Маргарита Семеновна низенькая, круглолицая женщина в возрасте, с мягкими добрыми чертами лица, чем-то напоминала народную любимицу, композитора Пахмутову.

Поздоровавшись, она постеснялась полковника и не села за свой директорский стол, а присела на скрипучий стул возле торца стола. На лице ее Ярцев уловил нешуточную тревогу.

— Маргарита Семеновна, вижу, что вы чем-то встревожены. Что у вас произошло?

— Вы представляете, вчера заявился, кто бы вы думали? Александр Баранов, которого осудили за убийство год тому назад и лишили отцовства. Вадик, его бывший сын, воспитывается у нас.

— Александр Баранов?! — не сдержал удивленного возраста Ярцев.

— Он самый.

— Продолжайте.

— Так вот, этот уголовник потребовал, чтобы я устроила ему свидание с Вадиком. Это какая была бы травма для мальчика, если бы он вновь увидел бывшего отца, убившего на его глазах маму! Он и так много пережил. Только успокаиваться начал. Меня от страха и негодования всю заколотило нервной дрожью. И как я только сообразила соврать этому мерзавцу! Сказала, что Вадик и еще трое ребят заболели гриппом и находятся в инфекционном отделении больницы номер восемь. И что никого туда не пускают, даже и пытаться не нужно. Сказала, что пусть он приходит сюда через неделю. Тогда и повидается. Про себя я подумала, что за это время свяжусь с полицией и посоветуюсь, как мне быть дальше. Но Баранов словно прочитал мои мысли. Он мне зло так сказал: «Если ты, тетка, меня обманула, то тебе не жить. Я схожу в восьмую больницу, проверю, там ли мой сын. А ты запомни: если позвонишь в ментовку — я тебя прикончу. Твой телефон на телефонной станции будут прослушивать мои друзья. И мобильник тоже. У меня везде свои люди».

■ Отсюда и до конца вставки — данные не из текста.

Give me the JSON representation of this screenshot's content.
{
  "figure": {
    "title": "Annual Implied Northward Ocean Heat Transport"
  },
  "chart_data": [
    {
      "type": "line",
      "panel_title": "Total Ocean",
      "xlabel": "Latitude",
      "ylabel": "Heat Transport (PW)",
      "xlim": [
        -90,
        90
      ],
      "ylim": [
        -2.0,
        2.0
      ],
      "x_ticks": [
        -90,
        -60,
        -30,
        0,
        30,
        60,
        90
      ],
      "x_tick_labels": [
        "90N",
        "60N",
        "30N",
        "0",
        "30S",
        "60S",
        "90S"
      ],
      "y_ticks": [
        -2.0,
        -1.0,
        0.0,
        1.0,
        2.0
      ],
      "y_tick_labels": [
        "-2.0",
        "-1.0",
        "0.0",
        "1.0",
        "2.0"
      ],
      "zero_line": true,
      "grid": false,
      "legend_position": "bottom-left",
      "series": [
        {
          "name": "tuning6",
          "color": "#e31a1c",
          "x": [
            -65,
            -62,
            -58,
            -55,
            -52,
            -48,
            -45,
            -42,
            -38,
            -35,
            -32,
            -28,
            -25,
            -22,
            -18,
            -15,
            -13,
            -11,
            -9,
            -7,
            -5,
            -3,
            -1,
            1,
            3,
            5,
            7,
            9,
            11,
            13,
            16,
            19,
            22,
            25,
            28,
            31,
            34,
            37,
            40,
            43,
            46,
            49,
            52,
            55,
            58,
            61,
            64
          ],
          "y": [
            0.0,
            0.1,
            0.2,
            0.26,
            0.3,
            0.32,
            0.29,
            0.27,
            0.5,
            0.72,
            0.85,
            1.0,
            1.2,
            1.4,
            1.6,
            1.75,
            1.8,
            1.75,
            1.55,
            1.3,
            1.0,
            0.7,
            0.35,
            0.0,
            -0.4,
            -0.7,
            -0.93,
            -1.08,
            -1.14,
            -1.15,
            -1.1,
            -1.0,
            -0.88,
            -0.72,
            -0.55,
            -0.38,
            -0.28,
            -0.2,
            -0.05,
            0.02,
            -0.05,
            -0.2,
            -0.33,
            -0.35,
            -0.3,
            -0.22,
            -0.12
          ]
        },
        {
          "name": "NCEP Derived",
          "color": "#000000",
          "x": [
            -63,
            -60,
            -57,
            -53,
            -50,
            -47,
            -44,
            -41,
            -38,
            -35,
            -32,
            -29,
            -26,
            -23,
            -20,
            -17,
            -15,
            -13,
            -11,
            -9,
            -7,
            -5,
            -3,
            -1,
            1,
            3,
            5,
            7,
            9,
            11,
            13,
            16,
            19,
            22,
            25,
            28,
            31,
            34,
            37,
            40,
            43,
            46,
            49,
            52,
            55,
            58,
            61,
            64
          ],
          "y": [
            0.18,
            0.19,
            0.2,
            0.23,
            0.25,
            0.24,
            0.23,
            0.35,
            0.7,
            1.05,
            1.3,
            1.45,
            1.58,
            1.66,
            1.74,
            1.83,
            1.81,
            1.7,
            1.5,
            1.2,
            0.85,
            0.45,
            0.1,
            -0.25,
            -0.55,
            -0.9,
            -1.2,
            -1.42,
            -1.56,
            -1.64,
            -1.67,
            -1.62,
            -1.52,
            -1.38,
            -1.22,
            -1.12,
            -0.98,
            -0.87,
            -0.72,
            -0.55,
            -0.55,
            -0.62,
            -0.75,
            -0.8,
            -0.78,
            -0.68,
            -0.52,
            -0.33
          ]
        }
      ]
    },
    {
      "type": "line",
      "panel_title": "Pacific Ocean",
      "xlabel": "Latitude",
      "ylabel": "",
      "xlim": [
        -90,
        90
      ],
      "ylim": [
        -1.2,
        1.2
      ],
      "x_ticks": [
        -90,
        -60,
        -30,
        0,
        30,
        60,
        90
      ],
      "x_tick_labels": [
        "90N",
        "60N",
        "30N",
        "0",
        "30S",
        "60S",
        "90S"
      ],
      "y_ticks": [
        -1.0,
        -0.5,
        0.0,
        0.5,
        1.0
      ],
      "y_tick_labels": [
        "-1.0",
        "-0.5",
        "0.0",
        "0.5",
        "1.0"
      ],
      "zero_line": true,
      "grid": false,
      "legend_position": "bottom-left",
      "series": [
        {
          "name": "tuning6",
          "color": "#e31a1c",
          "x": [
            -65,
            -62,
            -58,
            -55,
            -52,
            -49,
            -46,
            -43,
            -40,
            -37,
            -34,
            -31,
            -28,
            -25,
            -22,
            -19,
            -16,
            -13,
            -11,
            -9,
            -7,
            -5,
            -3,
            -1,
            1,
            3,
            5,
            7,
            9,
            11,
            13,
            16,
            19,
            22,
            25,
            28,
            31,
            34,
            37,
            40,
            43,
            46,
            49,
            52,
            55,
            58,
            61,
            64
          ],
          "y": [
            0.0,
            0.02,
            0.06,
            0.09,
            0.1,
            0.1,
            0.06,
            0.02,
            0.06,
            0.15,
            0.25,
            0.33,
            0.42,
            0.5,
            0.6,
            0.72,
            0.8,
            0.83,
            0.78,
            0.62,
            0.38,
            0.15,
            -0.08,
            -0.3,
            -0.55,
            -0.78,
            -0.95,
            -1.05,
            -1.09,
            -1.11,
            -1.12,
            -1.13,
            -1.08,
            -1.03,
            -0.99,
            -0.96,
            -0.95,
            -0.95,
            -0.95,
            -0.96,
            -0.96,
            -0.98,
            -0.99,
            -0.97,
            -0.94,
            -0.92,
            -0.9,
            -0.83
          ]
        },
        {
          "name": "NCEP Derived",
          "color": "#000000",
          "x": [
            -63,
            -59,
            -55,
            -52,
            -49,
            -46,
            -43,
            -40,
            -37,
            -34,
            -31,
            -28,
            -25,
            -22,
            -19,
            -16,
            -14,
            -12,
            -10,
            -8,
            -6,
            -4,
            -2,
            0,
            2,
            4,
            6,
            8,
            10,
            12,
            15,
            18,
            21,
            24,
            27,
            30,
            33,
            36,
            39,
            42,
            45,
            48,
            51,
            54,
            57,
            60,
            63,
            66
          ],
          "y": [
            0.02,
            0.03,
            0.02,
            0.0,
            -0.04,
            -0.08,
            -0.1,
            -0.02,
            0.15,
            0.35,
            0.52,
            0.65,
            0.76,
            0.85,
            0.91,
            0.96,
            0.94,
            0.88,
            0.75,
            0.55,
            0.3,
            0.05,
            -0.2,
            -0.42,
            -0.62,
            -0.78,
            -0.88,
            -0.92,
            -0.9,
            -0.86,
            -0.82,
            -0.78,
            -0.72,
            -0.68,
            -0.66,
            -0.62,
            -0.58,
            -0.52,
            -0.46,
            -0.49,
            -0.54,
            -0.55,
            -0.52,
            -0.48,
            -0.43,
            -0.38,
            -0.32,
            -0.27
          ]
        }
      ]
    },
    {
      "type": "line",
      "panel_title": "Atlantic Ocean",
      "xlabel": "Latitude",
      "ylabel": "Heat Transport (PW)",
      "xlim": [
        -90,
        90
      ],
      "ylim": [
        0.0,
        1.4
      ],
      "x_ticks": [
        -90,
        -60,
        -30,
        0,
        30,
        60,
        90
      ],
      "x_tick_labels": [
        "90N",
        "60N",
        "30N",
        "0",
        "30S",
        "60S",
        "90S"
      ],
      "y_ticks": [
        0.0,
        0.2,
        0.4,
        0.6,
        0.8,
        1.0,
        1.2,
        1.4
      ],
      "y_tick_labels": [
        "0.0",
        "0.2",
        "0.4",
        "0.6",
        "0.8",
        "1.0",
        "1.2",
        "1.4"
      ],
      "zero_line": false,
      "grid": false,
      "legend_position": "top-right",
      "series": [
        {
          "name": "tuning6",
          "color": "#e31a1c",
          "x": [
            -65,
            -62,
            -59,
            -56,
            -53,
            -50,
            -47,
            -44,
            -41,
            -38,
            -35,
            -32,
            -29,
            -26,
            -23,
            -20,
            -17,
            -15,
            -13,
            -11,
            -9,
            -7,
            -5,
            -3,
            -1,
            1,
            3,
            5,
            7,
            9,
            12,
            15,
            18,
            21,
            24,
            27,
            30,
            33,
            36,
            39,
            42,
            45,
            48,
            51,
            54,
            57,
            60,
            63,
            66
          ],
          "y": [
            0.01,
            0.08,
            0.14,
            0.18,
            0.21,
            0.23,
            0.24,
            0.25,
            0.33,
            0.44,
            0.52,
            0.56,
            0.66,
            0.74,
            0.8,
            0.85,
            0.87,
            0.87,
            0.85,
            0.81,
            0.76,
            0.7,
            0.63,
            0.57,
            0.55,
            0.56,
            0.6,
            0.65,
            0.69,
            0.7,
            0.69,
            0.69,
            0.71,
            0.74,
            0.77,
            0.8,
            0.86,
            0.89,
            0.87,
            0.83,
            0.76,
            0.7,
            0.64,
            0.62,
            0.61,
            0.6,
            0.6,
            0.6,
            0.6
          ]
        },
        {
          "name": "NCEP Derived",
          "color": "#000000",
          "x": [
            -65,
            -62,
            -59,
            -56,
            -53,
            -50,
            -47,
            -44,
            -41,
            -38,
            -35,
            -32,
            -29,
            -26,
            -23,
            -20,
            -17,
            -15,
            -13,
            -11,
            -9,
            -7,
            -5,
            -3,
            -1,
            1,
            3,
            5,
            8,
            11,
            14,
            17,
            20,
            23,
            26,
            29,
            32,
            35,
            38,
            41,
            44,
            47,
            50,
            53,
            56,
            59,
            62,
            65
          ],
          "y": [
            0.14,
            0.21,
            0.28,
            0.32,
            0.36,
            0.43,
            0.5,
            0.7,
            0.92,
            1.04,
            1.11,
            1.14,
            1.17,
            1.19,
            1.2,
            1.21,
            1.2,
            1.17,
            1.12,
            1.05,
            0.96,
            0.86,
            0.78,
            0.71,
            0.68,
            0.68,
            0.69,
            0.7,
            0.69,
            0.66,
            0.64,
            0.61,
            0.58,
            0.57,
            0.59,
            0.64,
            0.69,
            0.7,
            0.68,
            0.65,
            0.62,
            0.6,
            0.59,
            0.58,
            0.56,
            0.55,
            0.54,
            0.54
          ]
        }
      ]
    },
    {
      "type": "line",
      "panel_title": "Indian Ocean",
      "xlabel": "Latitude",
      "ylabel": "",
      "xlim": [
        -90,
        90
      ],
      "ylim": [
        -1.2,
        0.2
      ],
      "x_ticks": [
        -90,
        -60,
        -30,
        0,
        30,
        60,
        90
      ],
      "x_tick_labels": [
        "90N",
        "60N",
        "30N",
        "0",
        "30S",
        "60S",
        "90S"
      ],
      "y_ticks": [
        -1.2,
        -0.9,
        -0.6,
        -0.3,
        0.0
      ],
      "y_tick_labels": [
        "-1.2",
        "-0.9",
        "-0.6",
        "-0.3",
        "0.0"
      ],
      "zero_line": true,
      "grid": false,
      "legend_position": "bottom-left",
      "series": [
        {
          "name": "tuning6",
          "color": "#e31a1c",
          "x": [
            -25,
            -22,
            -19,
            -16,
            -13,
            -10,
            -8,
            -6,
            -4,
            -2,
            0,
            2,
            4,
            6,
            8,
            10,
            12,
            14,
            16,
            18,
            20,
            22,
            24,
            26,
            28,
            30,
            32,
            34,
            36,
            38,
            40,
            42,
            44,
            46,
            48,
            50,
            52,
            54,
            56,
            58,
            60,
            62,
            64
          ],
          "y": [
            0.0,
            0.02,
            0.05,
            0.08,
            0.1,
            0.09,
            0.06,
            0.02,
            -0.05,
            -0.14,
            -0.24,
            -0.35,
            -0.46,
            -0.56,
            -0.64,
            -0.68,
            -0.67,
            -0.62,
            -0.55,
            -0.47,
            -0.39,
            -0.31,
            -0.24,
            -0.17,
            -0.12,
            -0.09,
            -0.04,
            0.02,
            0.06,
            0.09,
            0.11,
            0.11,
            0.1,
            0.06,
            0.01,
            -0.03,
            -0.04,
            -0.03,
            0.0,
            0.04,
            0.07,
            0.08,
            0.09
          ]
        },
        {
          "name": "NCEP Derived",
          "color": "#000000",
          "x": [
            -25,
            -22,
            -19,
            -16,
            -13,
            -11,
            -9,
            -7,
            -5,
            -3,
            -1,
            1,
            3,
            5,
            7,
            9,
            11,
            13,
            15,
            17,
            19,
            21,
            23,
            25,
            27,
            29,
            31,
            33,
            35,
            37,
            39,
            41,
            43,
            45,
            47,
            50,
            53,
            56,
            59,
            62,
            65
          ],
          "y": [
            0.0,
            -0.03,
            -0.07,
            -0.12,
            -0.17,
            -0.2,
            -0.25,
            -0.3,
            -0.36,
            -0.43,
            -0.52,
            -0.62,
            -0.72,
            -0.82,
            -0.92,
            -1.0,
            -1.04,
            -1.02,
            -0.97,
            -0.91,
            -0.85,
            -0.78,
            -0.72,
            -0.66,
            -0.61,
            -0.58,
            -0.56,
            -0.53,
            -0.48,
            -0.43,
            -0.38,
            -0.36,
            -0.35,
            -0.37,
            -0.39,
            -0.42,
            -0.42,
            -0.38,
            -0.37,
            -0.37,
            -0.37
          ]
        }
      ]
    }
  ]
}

— Ну, насчет прослушки он загнул, — заметил Ярцев. — Хотел вас запугать. Боялся засветиться. Маргарита Семеновна, вы уверены, что это действительно был Александр Баранов?

— А кто ж еще? Он. Сначала я его не узнала. Обросший: борода, усы. Говорю ему: «Я вас не знаю. Первый раз вижу. Баранов вроде не такой был». Тут он отклеивает бороду и усы, они у него оказались бутафорскими, и говорит: «А теперь узнаешь?» Я так и обомлела. Он, убийца! Шрам на всю левую щеку и на верхнюю губу. Смотрю на него, и дар речи потеряла. Думаю: «Что это у нас за законы, если убийцу через год на свободу выпускают?!»

— Законно его никто не выпускал, Маргарита Семеновна. Разберемся. Недолго побегает.

— Как он ушел, то я сразу позвонила в восьмую больницу и договорилась с дежурной сестрой. В случае чего она подтвердит присутствие в их больнице Вадика Баранова. Михаил Яковлевич, если этот уголовник появится у нас или в восьмой больнице, то его…

— Арестовать? — перебил Ярцев.

— Ну, да. Как это у вас называется…

— На «живца»?

— Вот-вот.

— Думаю, что он не объявится ни у вас, ни в больнице. Во всяком случае, в ближайшее время. Он хитрый и в то же время трусливый. Он не уверен, что вы не сообщите в полицию о его визите. На всякий случай попугал вас и смылся. Тем не менее для вашего спокойствия приставим к вам оперативного работника. Так что ничего не бойтесь и работайте спокойно.